Karya ini diterbitkan atas izin NovelToon Minchio, isi konten hanyalah pandangan pribadi pembuatnya, tidak mewakili NovelToon sendiri
Mawangi si Gadis Cantik
Setelah perjalanan panjang menembus hutan larangan, Wijaya Kusuma akhirnya tiba di tepi sungai yang diceritakan oleh Ki Dayat. Sungai di depan matanya terlihat indah apalagi suasana siang saat itu sangat cerah, aliran sungai tersebut sangat tenang dan riaknya mengalir membelah bebatuan. Suara gemericik air memberikan rasa damai setelah perjalanan di hutan larangan yang mencekam dan melelahkan.
Wijaya ingin beristirahat, menyantap singkong rebus buatan ibunya. Singkong itu ditaburi parutan kelapa, makanan yang sangat sederhana untuk orang kota namun bagi Wijaya Kusuma makanan ininadalah makanan yang penuh kenangan. Dia mendadak menjadi teringat sosok bapaknya yang sudah meninggal. Wijaya tak mau berlama-lama lagi melamun dan mulai membuka daun pisang yang dijadikan sebagai pembungkus makanan.
Wijaya Kusuma melahap makanan itu sembari melihat pemandangan di depannya, dia duduk bersila dan fokus melihat bebatuan besar yang membelah aliran air sungai. Ternyata setelah di perhatikan dengan seksama banyak hewan liar yang berada di pinggiran sungai itu untuk minum. Wijaya melihat beberapa ekor rusa yang bergerombol di sana.

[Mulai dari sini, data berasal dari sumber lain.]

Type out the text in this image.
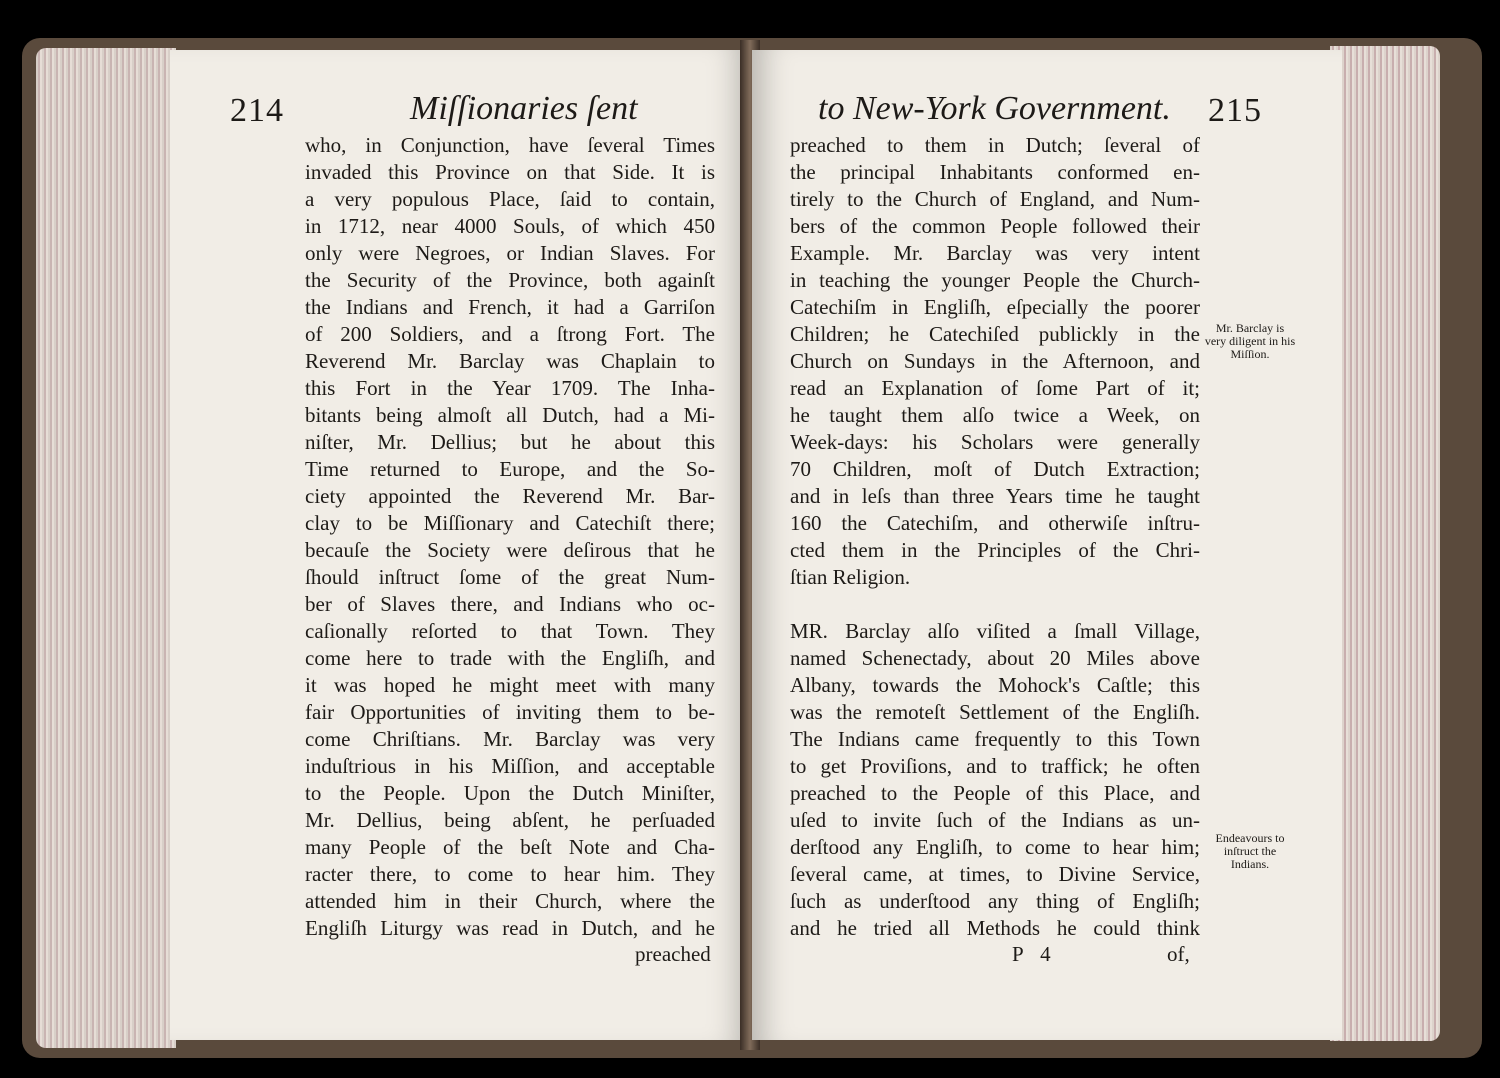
214	Miſſionaries ſent
who, in Conjunction, have ſeveral Times
invaded this Province on that Side. It is
a very populous Place, ſaid to contain,
in 1712, near 4000 Souls, of which 450
only were Negroes, or Indian Slaves. For
the Security of the Province, both againſt
the Indians and French, it had a Garriſon
of 200 Soldiers, and a ſtrong Fort. The
Reverend Mr. Barclay was Chaplain to
this Fort in the Year 1709. The Inha-
bitants being almoſt all Dutch, had a Mi-
niſter, Mr. Dellius; but he about this
Time returned to Europe, and the So-
ciety appointed the Reverend Mr. Bar-
clay to be Miſſionary and Catechiſt there;
becauſe the Society were deſirous that he
ſhould inſtruct ſome of the great Num-
ber of Slaves there, and Indians who oc-
caſionally reſorted to that Town. They
come here to trade with the Engliſh, and
it was hoped he might meet with many
fair Opportunities of inviting them to be-
come Chriſtians. Mr. Barclay was very
induſtrious in his Miſſion, and acceptable
to the People. Upon the Dutch Miniſter,
Mr. Dellius, being abſent, he perſuaded
many People of the beſt Note and Cha-
racter there, to come to hear him. They
attended him in their Church, where the
Engliſh Liturgy was read in Dutch, and he
preached
to New-York Government. 215
preached to them in Dutch; ſeveral of
the principal Inhabitants conformed en-
tirely to the Church of England, and Num-
bers of the common People followed their
Example. Mr. Barclay was very intent
in teaching the younger People the Church-
Catechiſm in Engliſh, eſpecially the poorer
Children; he Catechiſed publickly in the
Church on Sundays in the Afternoon, and
read an Explanation of ſome Part of it;
he taught them alſo twice a Week, on
Week-days: his Scholars were generally
70 Children, moſt of Dutch Extraction;
and in leſs than three Years time he taught
160 the Catechiſm, and otherwiſe inſtru-
cted them in the Principles of the Chri-
ſtian Religion.
MR. Barclay alſo viſited a ſmall Village,
named Schenectady, about 20 Miles above
Albany, towards the Mohock's Caſtle; this
was the remoteſt Settlement of the Engliſh.
The Indians came frequently to this Town
to get Proviſions, and to traffick; he often
preached to the People of this Place, and
uſed to invite ſuch of the Indians as un-
derſtood any Engliſh, to come to hear him;
ſeveral came, at times, to Divine Service,
ſuch as underſtood any thing of Engliſh;
and he tried all Methods he could think
Mr. Barclay is very diligent in his Miſſion.
Endeavours to inſtruct the Indians.
P 4	of,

Namun saat melihat ke arah lain, Wijaya Kusuma malah melihat pemandangan yang aneh, seorang gadis cantik tengah mandi, yang terlihat hanyalah bagian bahu ke atas karena tertutup oleh sebuah batu. Saat melihat sosok itu seolah waktu berhenti sejenak, Wijaya terhipnotis dengan kecantikannya yang begitu alami dan mempesona. Gadis itu memiliki rambut panjang berwana hitam yang terurai indah sejalan dengan kulitnya yang putih mulus seolah bersinar di bawah terik matahari.
Saat Wijaya masih terpaku padanya, gadis itu menoleh dan tersenyum ramah. Wijaya seketika malu karena sudah menatapnya sejak tadi. "Kenapa di tempat seperti ini ada orang?'' pikir Wijaya.
"Apakah itu lelembut penunggu sungai ini? Tapi jika dia bukan manusia mustahil bisa menampakan diri di tengah sinar matahari yang begitu terik, setahuku dari Ki Dayat, para lelembut tidak kuat dengan paparan sinar matahari, mereka akan keluar dan menampakan diri saat menjelang malam, siapa gadis itu?" Kata Wijaya penuh tanya.
Tak sampai di situ pertanyaan yang muncul di benaknya, " apakah dia penduduk desa adat yang tinggal jauh dari kampung ya?"
Saat Wijaya Kusuma masih bertanya-tanya, dari arah belakang terdengar suara batuk, Wijaya lalu menoleh, dia melihat sosok pria bertelanjang dada dengan membawa tombak, pria itu menatap Wijaya dengan tatapan marah, Wijaya bangun dan berdiri menghadapnya, "Punten Pak, saya izin istirahat sebentar. Saya, ingin pergi ke Air Terjun Naga, saya tidak ada niat untuk mengintip wanita itu," kata Wijaya yang memilih bicara langsung ke intinya.
Pria paruh baya itu mengangguk lalu berucap, "iya, saya percaya. Kamu tidak terlihat seperti pria cabul, namun karena kamu kebetulan ada di sini tolong bantu saya menangkap ikan. Pria itu tiba-tiba saja melempar tombak yang dia genggam. "Dengan tombak ini tangkap beberapa ikan di sungai itu, sebagai gantinya, saya akan mengajakmu ke rumah saya dan menjamumu sebagai tamu kehormatan," kata pria itu dengan suara datar.
"Baik, akan saya bantu. Namun saya tidak berharap imbalan, saya akan langsung melanjutkan perjalanan ini." Wijaya memilih menolak tawaran pria itu.
"Datang saja dulu ke rumah kami, sudah lama tidak ada orang yang datang ke tempat ini, biarkan keluarga saya menjamumu. Kita makanikan bakar, oh iya, gadis itu adalah anakku namanya Mawangi.''
Ternyata gadis cantik itu anaknya pria ini, Wijaya yang awalnya tidak berniat datang ke rumah si pria di hadapanya menjadi sedikit penasaran dan ingin mampir sebentar, mengenal gadis cantik itu dan sedikit bertanya kepada mereka; kenapa tinggal di wilayah terpencil dan jauh dari desa adat.